If customers have a gripe with Cognos, it is over the company’s per-user pricing scheme. Tracking licenses is a hassle and paying for software a few hundred dollars per user, per product can get expensive.

“It’s difficult to administer. They know I’m not happy with the pricing,” says Frank Russell, director of information systems at video game maker Electronic Arts. Still, Russell plans to buy Impromptu this year, and add to its 150 licenses of PowerPlay because end-users like the products.

A new pressure for Cognos is whether and how to offer pre-built applications for specific analysis jobs. Right now, most business intelligence vendors just sell tools that customers use to analyze data. But the new trend is to sell full-fledged applications that users can install to do analysis.
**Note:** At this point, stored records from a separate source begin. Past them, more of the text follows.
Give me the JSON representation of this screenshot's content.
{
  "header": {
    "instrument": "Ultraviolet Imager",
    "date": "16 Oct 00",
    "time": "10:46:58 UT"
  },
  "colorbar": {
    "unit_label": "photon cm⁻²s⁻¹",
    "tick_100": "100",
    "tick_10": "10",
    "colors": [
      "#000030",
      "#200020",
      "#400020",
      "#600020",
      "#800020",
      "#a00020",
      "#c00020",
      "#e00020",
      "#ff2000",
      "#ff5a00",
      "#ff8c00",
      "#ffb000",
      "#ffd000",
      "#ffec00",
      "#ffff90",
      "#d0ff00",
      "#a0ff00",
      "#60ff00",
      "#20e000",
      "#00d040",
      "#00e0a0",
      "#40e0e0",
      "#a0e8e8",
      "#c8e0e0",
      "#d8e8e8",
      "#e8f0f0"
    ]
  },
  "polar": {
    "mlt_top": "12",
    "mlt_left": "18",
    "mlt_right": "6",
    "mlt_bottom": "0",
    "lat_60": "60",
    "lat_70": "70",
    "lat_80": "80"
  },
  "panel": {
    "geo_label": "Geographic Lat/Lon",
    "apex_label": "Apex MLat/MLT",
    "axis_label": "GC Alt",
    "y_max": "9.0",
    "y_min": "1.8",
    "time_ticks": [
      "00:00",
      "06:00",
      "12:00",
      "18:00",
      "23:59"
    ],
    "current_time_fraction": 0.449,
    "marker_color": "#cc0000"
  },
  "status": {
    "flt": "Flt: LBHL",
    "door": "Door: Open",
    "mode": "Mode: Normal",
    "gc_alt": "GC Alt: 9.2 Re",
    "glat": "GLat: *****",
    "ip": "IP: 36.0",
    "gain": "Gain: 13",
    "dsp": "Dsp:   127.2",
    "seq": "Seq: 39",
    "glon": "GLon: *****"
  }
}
Demonstrating its pragmatism, Cognos partners with some companies that may eventually be its biggest rivals. Trucking company Trimac discovered Cognos when a limited license for PowerPlay came with Trimac’s PeopleSoft applications. “We had one smaller application using Cognos, so we bought some more,” says Len Mori, infrastructure project manager. Now 300 users at Trimac use Cognos to do logistics reports on truck routing.


Cognos
3755 Riverside Drive, Ottawa, ON, Canada K1G 4K9
(613) 738-1440
www.cognos.com

Ticker: COGN
Exchange: NASDAQ
Employees : 2,400

Ron Zambonini
CEO, President
Joined Cognos 13 years ago, as a VP in R&D. Made CEO in 1995.

Robert Ashe
Chief Corporate Officer
A 17-year Cognos veteran; oversees customer service, finance, logistics and other functions.

Terry Hall
Chief Operating Officer
Responsible for sales, marketing and new business initiatives, among other areas.

Key Products
Seventeen products, including Cognos Series 7 analysis suite, PowerPlay online analytical processing package and Impromptu report writer.


Reference Checks

Conseco Finance
Sarah Sikora
IT Manager
(651) 726-6522
Project: This mortgage-lending arm of insurance company Conseco Inc. uses Cognos’ Impromptu report writer and its Web adjunct to analyze loan processes to plan workloads in field offices.

Oshkosh B’gosh
Jon Dell’Antonia
VP, MIS
(920) 231-8800
Project: The $33 million clothing maker—famous for overalls—sifts through sales data to identify manufacturing problems, and retail and wholesale trends.

PPG Industries
Ken Antol
Technical Project Manager
[email protected]
Project: Business managers comb and summarize sales data to determine agent commissions. PPG plans to give senior executives a Web
portal using PowerPlay to view and manipulate sales and finance data.

Trimac
Len Mori
Project Manager, Infrastructure
(403) 298-5100
Project: Analysts at the Canadian hauling company pore through truck routes, trip expenses and other logistics
data to better plan staffing and work loads. An upgrade to Cognos’ Series 7 is planned for this year.

Vancouver Coastal Health Authority
Peter Kaloupis
Advisor, Business Intelligence Team
pkaloupi@van hosp.bc.ca
Project: PowerPlay, the analytical processing software, is the core of an extensive health care analysis system developed by this 4,300-bed hospital group during the past four years.

The executives listed here are users of Cognos’ business intelligence software. Their willingness to talk has been confirmed by Baseline.